Second, and more to the point, jargon keeps us safely removed from our emotional core. If I say I have a boundary issue, it’s two steps further away from me than if I let myself feel the anguish of being the needy, unloved, and unworthy person I truly feel myself to be.
If therapy is going to ‘work,’ it can’t be safe. It’s got to be messy and confusing and, yes, painful.
Like Chiron, each of us is wounded, and each of us has the capacity to heal. Being tooth-grittingly honest with ourselves about our woundedness cracks open the door to our healing.
Part of my mission in this blog, is to strip away as much jargon as I can and get to the meat of the matter.

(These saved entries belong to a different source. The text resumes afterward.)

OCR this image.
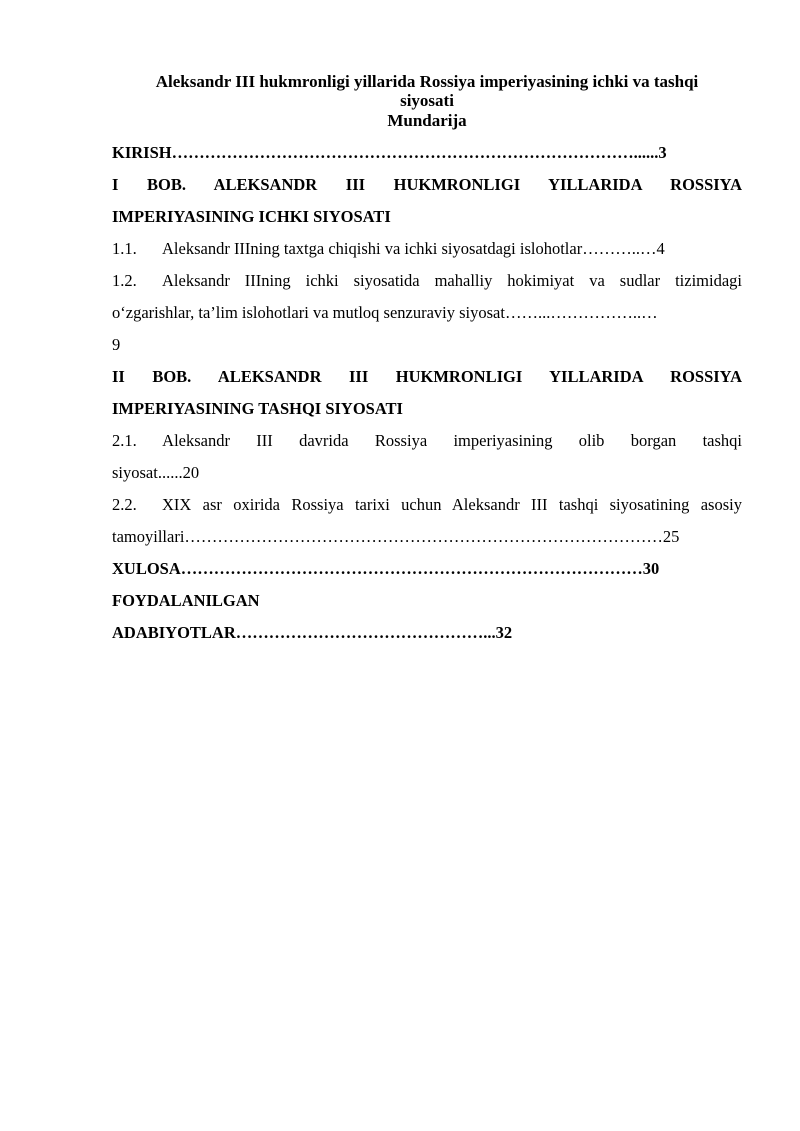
Aleksandr III hukmronligi yillarida Rossiya imperiyasining ichki va tashqi

siyosati

Mundarija

KIRISH…………………………………………………………………………......3
I BOB. ALEKSANDR III HUKMRONLIGI YILLARIDA ROSSIYA
IMPERIYASINING ICHKI SIYOSATI
1.1. Aleksandr IIIning taxtga chiqishi va ichki siyosatdagi islohotlar………..…4
1.2. Aleksandr IIIning ichki siyosatida mahalliy hokimiyat va sudlar tizimidagi
o‘zgarishlar, ta’lim islohotlari va mutloq senzuraviy siyosat……...……………..…
9
II BOB. ALEKSANDR III HUKMRONLIGI YILLARIDA ROSSIYA
IMPERIYASINING TASHQI SIYOSATI
2.1. Aleksandr III davrida Rossiya imperiyasining olib borgan tashqi
siyosat......20
2.2. XIX asr oxirida Rossiya tarixi uchun Aleksandr III tashqi siyosatining asosiy
tamoyillari……………………………………………………………………………25
XULOSA…………………………………………………………………………30
FOYDALANILGAN
ADABIYOTLAR………………………………………...32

I hope to take a few stones out of that ivory tower's foundation so more of us feel a little closer to our personal myth.
I hope that Chiron Speaks will speak to you.

I like that! Greek mythology fascinates me, so I enjoyed learning about Chiron, but I really like this: "In depth psychology, Chiron, the 'wounded healer' archetype is an important reminder that therapists are also wounded just as patients are also healers. It is a caution against professional arrogance, forgetting our own humanity and assuming the 'expert' role while pathologizing clients just because we are too afraid to see a similar flaw or wound in ourselves." I've been seeing a counselor (a great one) for almost 15 years, and I like how you worded that. Perhaps what I like most is your quote from Criminal Minds. :)
ReplyDeletethanks for sharing this wonderful post
ReplyDeletethanks for sharing this wonderful post
ReplyDeletethanks for sharing this wonderful post
ReplyDeleteBeautiful, beautiful, beautiful. I am sharing this post with several people I know. I stumbled upon it after getting my star chart read today (sigh, I know, grumbles and eye rolls welcomed). I'm a cynic and skeptic, but a sucker for, well, navel-gazing. The Chiron theme kept appearing as an important one in my life, and so I loved finding this. You write very, very well, and this was a joy to read.